The court ruled in favour of the friends of the court’s argument, stating that “this rule of nontransmissibility of general damages … had … a strong gender bias in its consequence … Mineworkers come from rural areas [labour-providing areas] where they are dependent largely upon home-based care to assist them in coping with their illnesses. Such care is ordinarily provided by their wives and daughters. The care-work is demanding and includes efforts such as carrying, lifting and bathing the mineworkers, monitoring their medication and staying up at night to attend to their needs.”
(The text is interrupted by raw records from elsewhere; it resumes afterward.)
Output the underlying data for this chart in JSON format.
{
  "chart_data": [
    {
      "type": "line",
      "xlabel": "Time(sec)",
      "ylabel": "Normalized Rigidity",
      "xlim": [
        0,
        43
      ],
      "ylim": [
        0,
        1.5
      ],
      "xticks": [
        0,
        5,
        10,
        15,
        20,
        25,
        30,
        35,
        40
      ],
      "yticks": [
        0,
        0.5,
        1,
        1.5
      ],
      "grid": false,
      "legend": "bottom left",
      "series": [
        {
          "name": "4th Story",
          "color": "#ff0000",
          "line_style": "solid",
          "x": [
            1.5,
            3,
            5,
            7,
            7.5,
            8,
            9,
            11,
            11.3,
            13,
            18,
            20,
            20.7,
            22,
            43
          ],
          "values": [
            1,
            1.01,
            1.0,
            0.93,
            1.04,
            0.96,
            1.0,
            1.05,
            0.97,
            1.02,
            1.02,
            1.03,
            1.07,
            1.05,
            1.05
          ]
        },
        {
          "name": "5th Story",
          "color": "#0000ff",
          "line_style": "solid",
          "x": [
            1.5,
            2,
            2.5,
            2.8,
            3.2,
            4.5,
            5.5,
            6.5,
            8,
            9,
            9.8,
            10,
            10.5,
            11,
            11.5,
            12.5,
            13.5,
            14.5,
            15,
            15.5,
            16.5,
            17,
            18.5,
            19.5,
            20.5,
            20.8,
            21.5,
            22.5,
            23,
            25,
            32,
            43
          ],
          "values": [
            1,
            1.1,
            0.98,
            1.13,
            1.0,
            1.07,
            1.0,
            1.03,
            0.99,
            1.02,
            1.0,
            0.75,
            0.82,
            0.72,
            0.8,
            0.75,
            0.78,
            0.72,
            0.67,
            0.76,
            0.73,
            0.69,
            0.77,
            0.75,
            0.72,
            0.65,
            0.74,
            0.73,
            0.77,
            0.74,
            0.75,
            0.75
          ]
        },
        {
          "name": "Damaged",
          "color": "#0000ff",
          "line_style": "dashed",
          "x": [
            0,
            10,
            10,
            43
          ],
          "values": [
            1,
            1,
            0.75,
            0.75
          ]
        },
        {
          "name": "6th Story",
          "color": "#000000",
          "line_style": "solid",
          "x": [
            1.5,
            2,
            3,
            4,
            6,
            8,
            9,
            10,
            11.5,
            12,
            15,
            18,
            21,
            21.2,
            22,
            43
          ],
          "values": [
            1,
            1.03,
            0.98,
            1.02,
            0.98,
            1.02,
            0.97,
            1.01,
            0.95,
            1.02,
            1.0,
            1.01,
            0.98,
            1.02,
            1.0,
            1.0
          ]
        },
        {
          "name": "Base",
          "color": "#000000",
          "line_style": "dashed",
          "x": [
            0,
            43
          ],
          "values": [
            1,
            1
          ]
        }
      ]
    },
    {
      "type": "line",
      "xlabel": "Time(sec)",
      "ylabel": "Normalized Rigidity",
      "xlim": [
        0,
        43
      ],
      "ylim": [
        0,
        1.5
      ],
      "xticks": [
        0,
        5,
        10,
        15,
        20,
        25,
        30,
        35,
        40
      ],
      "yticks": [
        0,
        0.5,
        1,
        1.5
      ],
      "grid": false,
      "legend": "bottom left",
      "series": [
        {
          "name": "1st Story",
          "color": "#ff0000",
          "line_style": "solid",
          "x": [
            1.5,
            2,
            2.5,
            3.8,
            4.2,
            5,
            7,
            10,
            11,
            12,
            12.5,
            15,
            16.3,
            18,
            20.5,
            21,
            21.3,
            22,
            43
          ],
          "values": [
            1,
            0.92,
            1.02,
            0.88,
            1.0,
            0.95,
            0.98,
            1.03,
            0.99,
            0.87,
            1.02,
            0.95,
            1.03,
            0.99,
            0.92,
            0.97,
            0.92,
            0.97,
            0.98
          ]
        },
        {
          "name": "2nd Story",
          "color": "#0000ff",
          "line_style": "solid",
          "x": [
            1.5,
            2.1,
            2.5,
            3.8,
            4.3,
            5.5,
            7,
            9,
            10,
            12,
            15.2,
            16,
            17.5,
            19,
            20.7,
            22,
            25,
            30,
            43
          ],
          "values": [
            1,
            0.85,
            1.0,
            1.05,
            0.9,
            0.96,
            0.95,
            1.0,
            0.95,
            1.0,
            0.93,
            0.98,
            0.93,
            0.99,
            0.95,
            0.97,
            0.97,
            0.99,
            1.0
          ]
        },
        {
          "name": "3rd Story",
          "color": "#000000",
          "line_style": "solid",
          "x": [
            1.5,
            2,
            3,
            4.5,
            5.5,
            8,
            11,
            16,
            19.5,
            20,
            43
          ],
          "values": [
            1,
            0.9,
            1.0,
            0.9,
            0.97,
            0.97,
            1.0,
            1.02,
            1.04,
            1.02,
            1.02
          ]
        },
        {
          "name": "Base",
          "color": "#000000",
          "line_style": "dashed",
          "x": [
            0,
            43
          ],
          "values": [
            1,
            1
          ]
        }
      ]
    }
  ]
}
The court found that the common law was not in line with the constitutional values and principles.

The ruling sets an important precedent which, in this case, affirms women’s rights and the need to remedy the gendered harms imposed by the industry. The court recognised that compensation could ease the burden on women and girls caring for ill miners and could indirectly compensate them for the unpaid care they’ve already given. Widows, daughters and other dependents of mineworkers now stand to benefit from this progressive ruling.

The mining industry applied to appeal the high court ruling and challenged the certification of the class action and the ruling on transmissibility of damages to dependents of mineworkers. In September, the high court rejected the appeal on the class action certification. It did, however, allow the appeal on transmissibility. The mining companies have since successfully petitioned the Supreme Court of Appeal on both the certification of the class action and the development of the common law.

While the legal teams prepare for the proceedings at the Supreme Court of Appeal, which is scheduled for mid-2017, Nobomi will continue to care for her husband without financial assistance from the mines.

“Someone once said to me, we will get the money when Jesus Christ returns. We hope God will carry us forward,” she says. “We hope justice will be served before then.”

Thabang Pooe is a policy, development and advocacy fellow at Sonke Gender Justice. She was awarded the 2015-2016 Sonke-University of California, Los Angeles health and human rights fellowship and holds a master of law in public interest law and policy. Dean Peacock is cofounder and executive director at Sonke and an honorary senior lecturer at the University of Cape Town’s school of public health.